Posts Tagged ‘Workload’

This is a message of hope. But, if you feel hopeless, this word is going to fall on deaf ears. It will not take root in you. My charge to you today is… seek hope!

I am, for the first time, reading and studying the Torah: the first five books of the Bible from a Jewish perspective. I am realizing, more than ever before, that I do not know anything! I have become so familiar with the teaching I have received, that it has become like gospel to me… urgh! Everything I learned has been like different coats over the same thing. Never really getting to the foundation of it all! That is what the Torah has become to me. The foundation I have never had. Yes, I have read the first five books of the Bible and had them explained to me, but never understood the meaning from God’s chosen. The meticulous way they have passed down the understanding from generation to generation is amazing.
Here is a small sampling of what I am learning:

So Moses spoke thus to the sons of Israel, but they did not listen to Moses on account of their despondency and cruel bondage. (Exodus 6:9)

When Moses first came back to Egypt, the Israelites were hopeless. They were slaves and brick makers when Moses came peddling hope.
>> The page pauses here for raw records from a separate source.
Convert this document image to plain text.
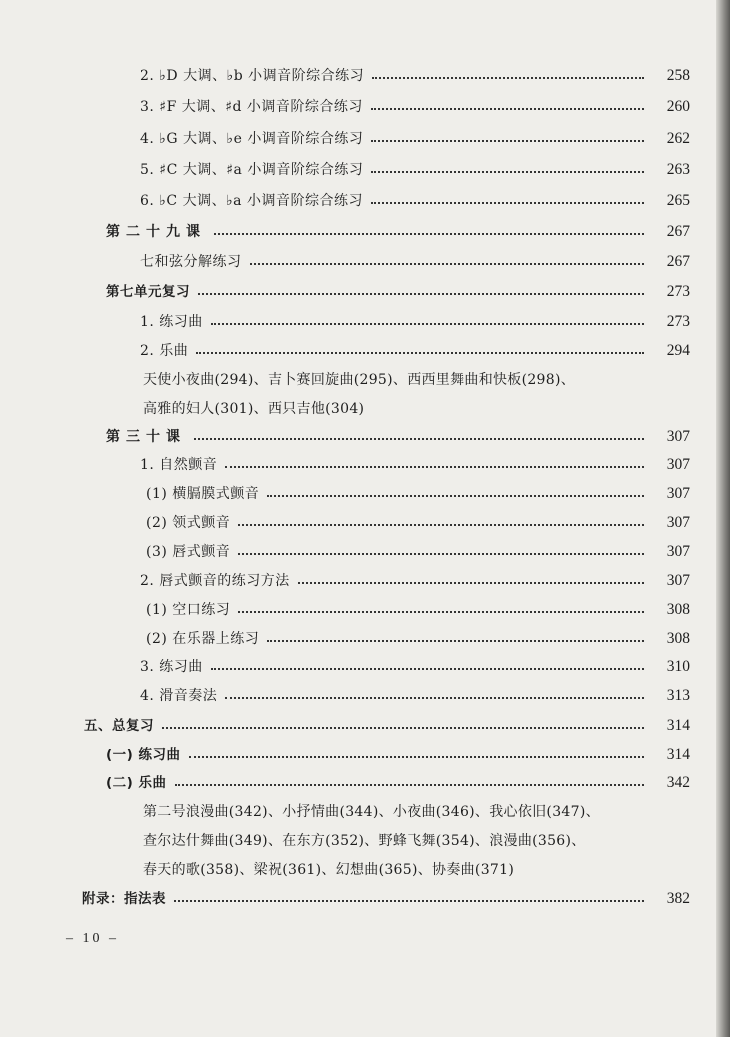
2. ♭D 大调、♭b 小调音阶综合练习	258
3. ♯F 大调、♯d 小调音阶综合练习	260
4. ♭G 大调、♭e 小调音阶综合练习	262
5. ♯C 大调、♯a 小调音阶综合练习	263
6. ♭C 大调、♭a 小调音阶综合练习	265
第二十九课	267
七和弦分解练习	267
第七单元复习	273
1. 练习曲	273
2. 乐曲	294
天使小夜曲(294)、吉卜赛回旋曲(295)、西西里舞曲和快板(298)、
高雅的妇人(301)、西只吉他(304)
第三十课	307
1. 自然颤音	307
(1) 横膈膜式颤音	307
(2) 领式颤音	307
(3) 唇式颤音	307
2. 唇式颤音的练习方法	307
(1) 空口练习	308
(2) 在乐器上练习	308
3. 练习曲	310
4. 滑音奏法	313
五、总复习	314
(一) 练习曲	314
(二) 乐曲	342
第二号浪漫曲(342)、小抒情曲(344)、小夜曲(346)、我心依旧(347)、
查尔达什舞曲(349)、在东方(352)、野蜂飞舞(354)、浪漫曲(356)、
春天的歌(358)、梁祝(361)、幻想曲(365)、协奏曲(371)
附录：指法表	382
– 10 –
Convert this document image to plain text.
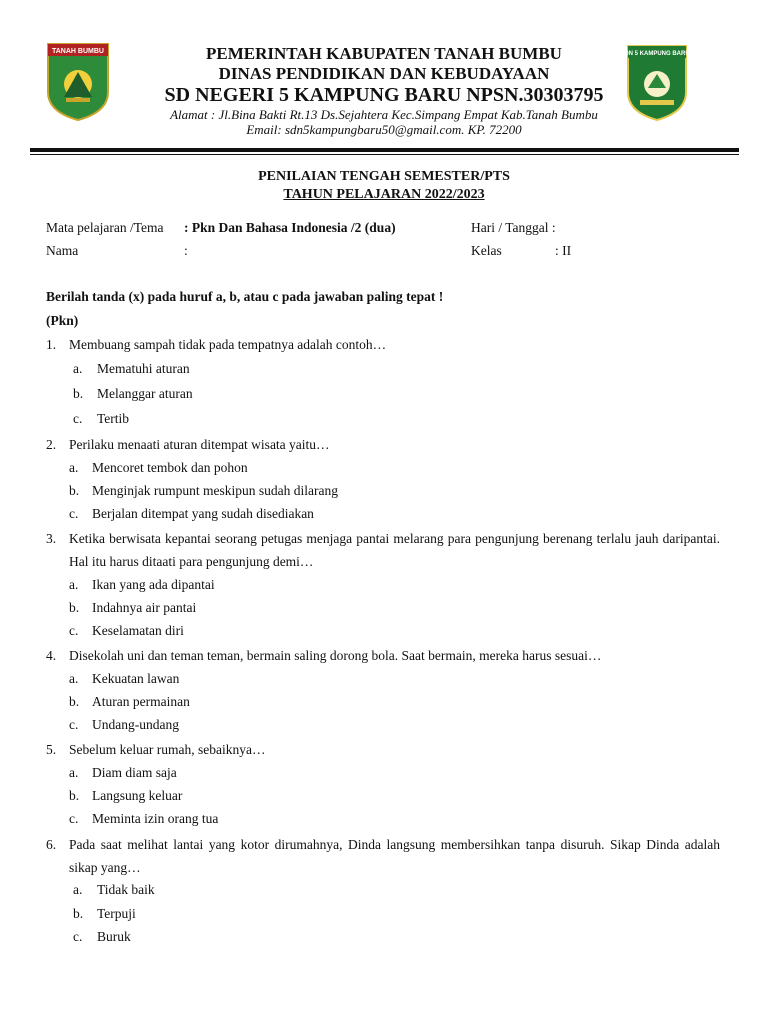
TANAH BUMBU	DN 5 KAMPUNG BARU
PEMERINTAH KABUPATEN TANAH BUMBU
DINAS PENDIDIKAN DAN KEBUDAYAAN
SD NEGERI 5 KAMPUNG BARU NPSN.30303795
Alamat : Jl.Bina Bakti Rt.13 Ds.Sejahtera Kec.Simpang Empat Kab.Tanah Bumbu
Email: sdn5kampungbaru50@gmail.com. KP. 72200
PENILAIAN TENGAH SEMESTER/PTS
TAHUN PELAJARAN 2022/2023
Mata pelajaran /Tema : Pkn Dan Bahasa Indonesia /2 (dua)	Hari / Tanggal :
Nama	:	Kelas	: II
Berilah tanda (x) pada huruf a, b, atau c pada jawaban paling tepat !
(Pkn)
1. Membuang sampah tidak pada tempatnya adalah contoh…
a. Mematuhi aturan
b. Melanggar aturan
c. Tertib
2. Perilaku menaati aturan ditempat wisata yaitu…
a. Mencoret tembok dan pohon
b. Menginjak rumpunt meskipun sudah dilarang
c. Berjalan ditempat yang sudah disediakan
3. Ketika berwisata kepantai seorang petugas menjaga pantai melarang para pengunjung berenang terlalu jauh daripantai. Hal itu harus ditaati para pengunjung demi…
a. Ikan yang ada dipantai
b. Indahnya air pantai
c. Keselamatan diri
4. Disekolah uni dan teman teman, bermain saling dorong bola. Saat bermain, mereka harus sesuai…
a. Kekuatan lawan
b. Aturan permainan
c. Undang-undang
5. Sebelum keluar rumah, sebaiknya…
a. Diam diam saja
b. Langsung keluar
c. Meminta izin orang tua
6. Pada saat melihat lantai yang kotor dirumahnya, Dinda langsung membersihkan tanpa disuruh. Sikap Dinda adalah sikap yang…
a. Tidak baik
b. Terpuji
c. Buruk
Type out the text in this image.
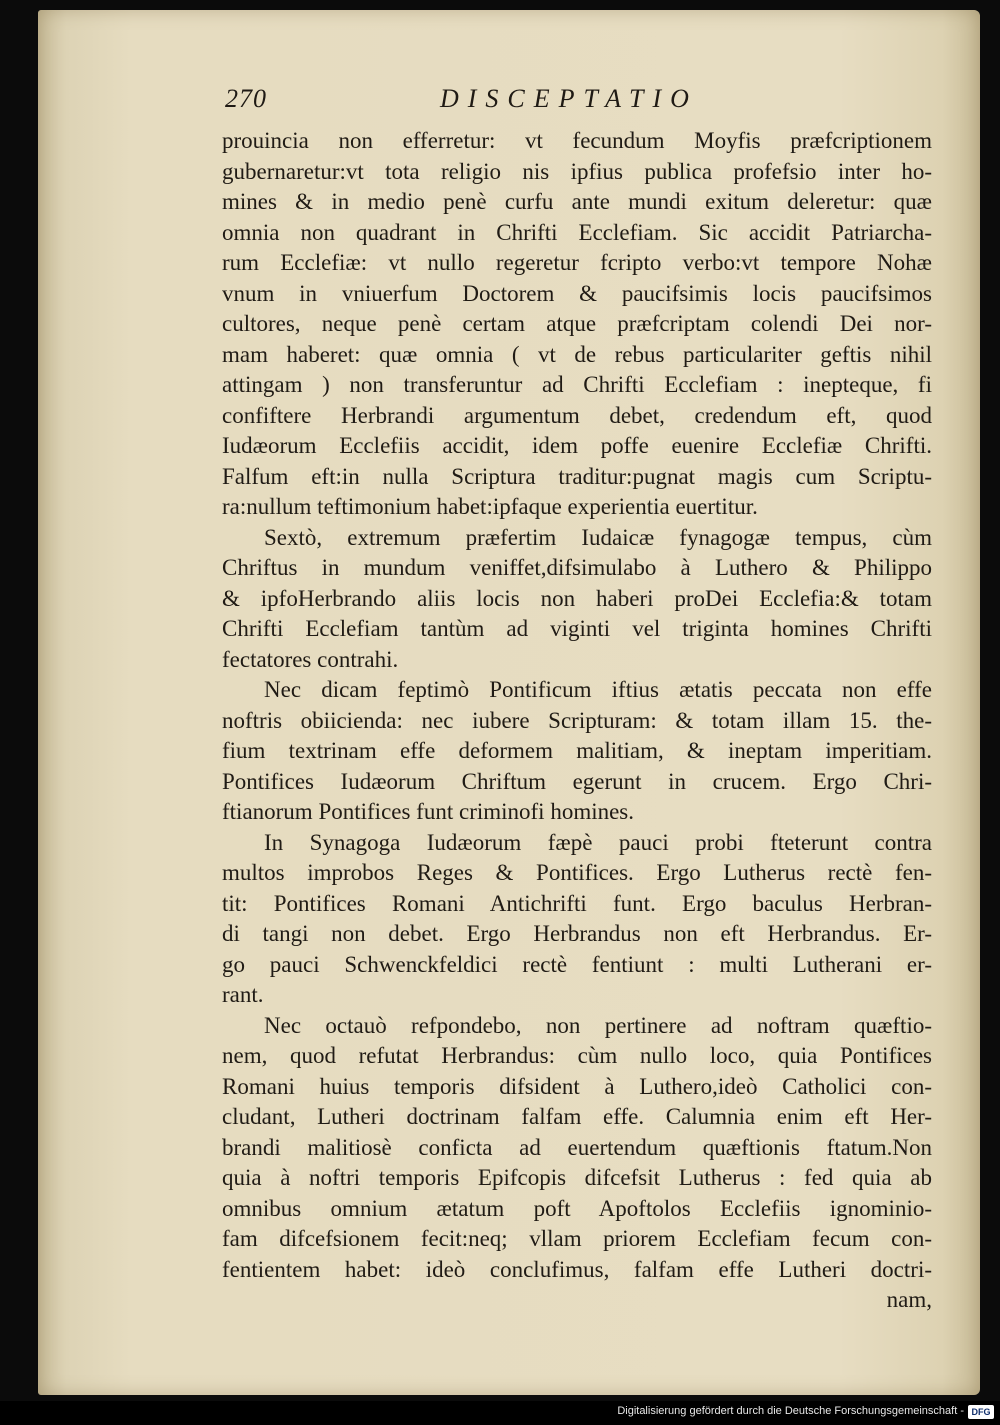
270	DISCEPTATIO
prouincia non efferretur: vt fecundum Moyfis præfcriptionem
gubernaretur:vt tota religio nis ipfius publica profefsio inter ho-
mines & in medio penè curfu ante mundi exitum deleretur: quæ
omnia non quadrant in Chrifti Ecclefiam. Sic accidit Patriarcha-
rum Ecclefiæ: vt nullo regeretur fcripto verbo:vt tempore Nohæ
vnum in vniuerfum Doctorem & paucifsimis locis paucifsimos
cultores, neque penè certam atque præfcriptam colendi Dei nor-
mam haberet: quæ omnia ( vt de rebus particulariter geftis nihil
attingam ) non transferuntur ad Chrifti Ecclefiam : inepteque, fi
confiftere Herbrandi argumentum debet, credendum eft, quod
Iudæorum Ecclefiis accidit, idem poffe euenire Ecclefiæ Chrifti.
Falfum eft:in nulla Scriptura traditur:pugnat magis cum Scriptu-
ra:nullum teftimonium habet:ipfaque experientia euertitur.
Sextò, extremum præfertim Iudaicæ fynagogæ tempus, cùm
Chriftus in mundum veniffet,difsimulabo à Luthero & Philippo
& ipfoHerbrando aliis locis non haberi proDei Ecclefia:& totam
Chrifti Ecclefiam tantùm ad viginti vel triginta homines Chrifti
fectatores contrahi.
Nec dicam feptimò Pontificum iftius ætatis peccata non effe
noftris obiicienda: nec iubere Scripturam: & totam illam 15. the-
fium textrinam effe deformem malitiam, & ineptam imperitiam.
Pontifices Iudæorum Chriftum egerunt in crucem. Ergo Chri-
ftianorum Pontifices funt criminofi homines.
In Synagoga Iudæorum fæpè pauci probi fteterunt contra
multos improbos Reges & Pontifices. Ergo Lutherus rectè fen-
tit: Pontifices Romani Antichrifti funt. Ergo baculus Herbran-
di tangi non debet. Ergo Herbrandus non eft Herbrandus. Er-
go pauci Schwenckfeldici rectè fentiunt : multi Lutherani er-
rant.
Nec octauò refpondebo, non pertinere ad noftram quæftio-
nem, quod refutat Herbrandus: cùm nullo loco, quia Pontifices
Romani huius temporis difsident à Luthero,ideò Catholici con-
cludant, Lutheri doctrinam falfam effe. Calumnia enim eft Her-
brandi malitiosè conficta ad euertendum quæftionis ftatum.Non
quia à noftri temporis Epifcopis difcefsit Lutherus : fed quia ab
omnibus omnium ætatum poft Apoftolos Ecclefiis ignominio-
fam difcefsionem fecit:neq; vllam priorem Ecclefiam fecum con-
fentientem habet: ideò conclufimus, falfam effe Lutheri doctri-
nam,
Digitalisierung gefördert durch die Deutsche Forschungsgemeinschaft - DFG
Moses told them, “God has sent me to take you out of Egypt.” He showed them signs that convinced them. He gave them great hope that perhaps God was real after all. They began to believe that the God of their fathers cared about them. Moses raised their expectations of life. But when Moses went to Pharaoh to deliver this message, Pharaoh responded by increasing the workload of the slaves and making their lives even more difficult than before. After that the Torah says, “they did not listen to Moses on account of their despondency and cruel bondage” (Exodus 6:9).

“Don’t get your hopes up,” people say. Nothing is as painful as misplaced hope. The higher your hopes, the further they plunge. Sometimes it is hard to listen to hope because of our despondency. Having dared to hope in the past and having been betrayed by that hope, we resolve not to be hurt again. One way to avoid ever being hurt again is to refuse to hope. The pessimist is actually afraid of hope.

After facing disappointment, it is difficult to hope again. The pessimist claims that he is just being a realist, but despair is not reality. The heart of the pessimist is really saying, “I am comfortable in my despondent state. Please don’t raise me out of this state, because I can’t stand being teased with the chance of happiness. I would rather be unhappy than risk the chance of disappointment.”

Such an attitude, however, is the antithesis of faith. If we truly believe in God, we should be incurable optimists, living in a constant state of expectation. If God is on our side, we cannot lose. Read that again until you believe it!

What then shall we say to these things? If God is for us, who is against us? He who did not spare His own Son, but delivered Him over for us all, how will He not also with Him freely give us all things? (Romans 8:31-32)

When you know you cannot lose, you have nothing to fear. You don’t need to be afraid of disappointment. You don’t need to be pessimist to protect yourself. You can afford to be an optimist. The world needs more of those kinds of people. God wants to raise our expectations. He wants us to get our hopes up.

Hope is the main theme of the Bible. If we are hopeless, what are we saying to the world (who is watching you, by the way)? It is not easy to have hope, except that, if we are full of hope… we have help to grow that hope into full-blown optimism no mater what the circumstances of present, past, or future. Do you want to be that person… don’t you love to be around someone like that?